I am writing some Python code to perform operations on a large number of git repositories in parallel. To do this I am trying to combine concurrent.futures and GitPython, cloning each repository in a separate future task. This is using the built-in Python 2.7.6 on OS X 10.10 and with GitPython 0.3.5 and futures 2.2.0 (the version back-ported to 2.7) both installed via pip.
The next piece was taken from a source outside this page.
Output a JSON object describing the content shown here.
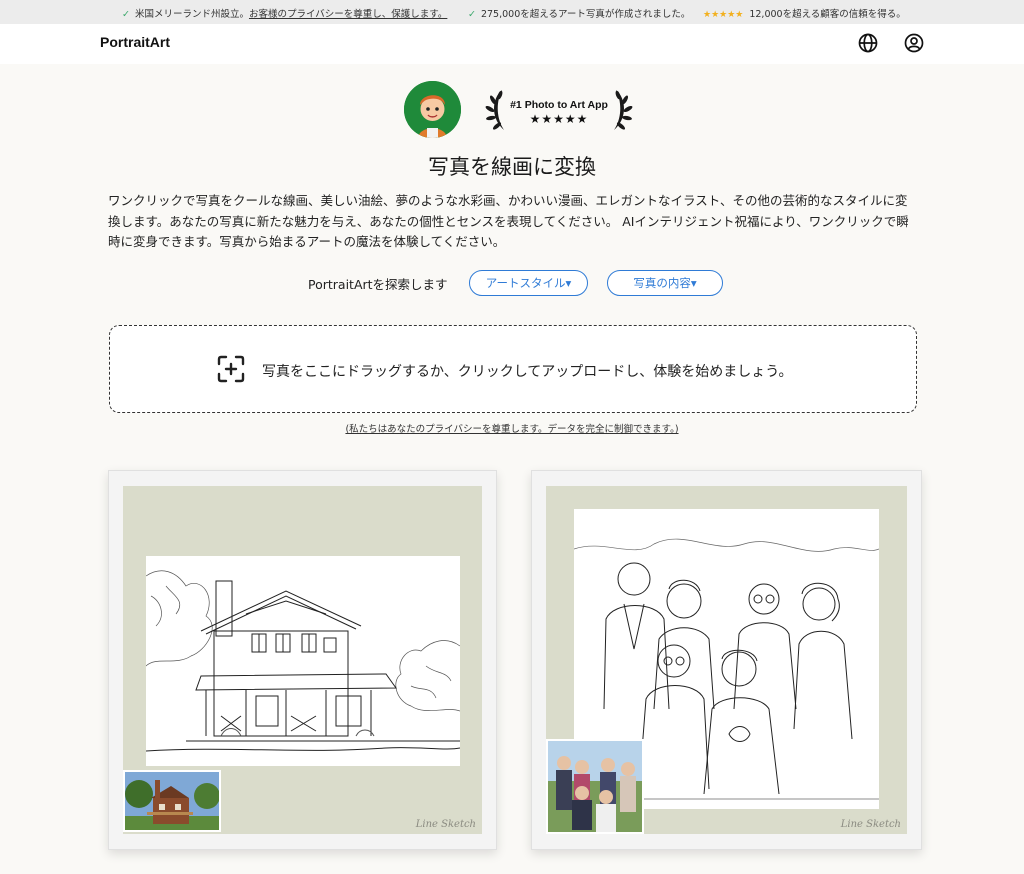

A simple example of the code I'm using is as follows:

import time
from concurrent import futures
import shutil
import os
from git import Repo


def wait_then_return(i):
    print('called: %s', i)
    time.sleep(2)
    return i


def clone_then_return(i):
    print('called: %s', i)
    path = os.path.join('/tmp', str(i))
    os.mkdir(path)
    # clone some arbitrary repo
    Repo.clone_from('https://github.com/ros/rosdistro', path)
    shutil.rmtree(path)
    return i



if __name__ == "__main__":

    tasks = 20
    workers = 4

    with futures.ThreadPoolExecutor(max_workers=workers) as executor:

        # this works as expected... delaying work until a thread is available
        # fs = [executor.submit(wait_then_return, i) for i in range(0, tasks)]
        # this doesn't... all 20 come in quick succession
        fs = [executor.submit(clone_then_return, i) for i in range(0, tasks)]

        for future in futures.as_completed(fs):
            print('result: %s', future.result())

When I submit the wait_then_return function to the executor, I get the expected behaviour: the printing is done in a group of four at first, and then roughly along those lines until all the futures are complete. If I switch that for clone_then_return then it appears as if the executor ignores the max_workers argument and runs all twenty futures in parallel.

What could the cause of this be?


Solution

  • Actually the git call I was using had some authentication issues which were causing the future to complete quickly. All is still sane in the world of concurrency.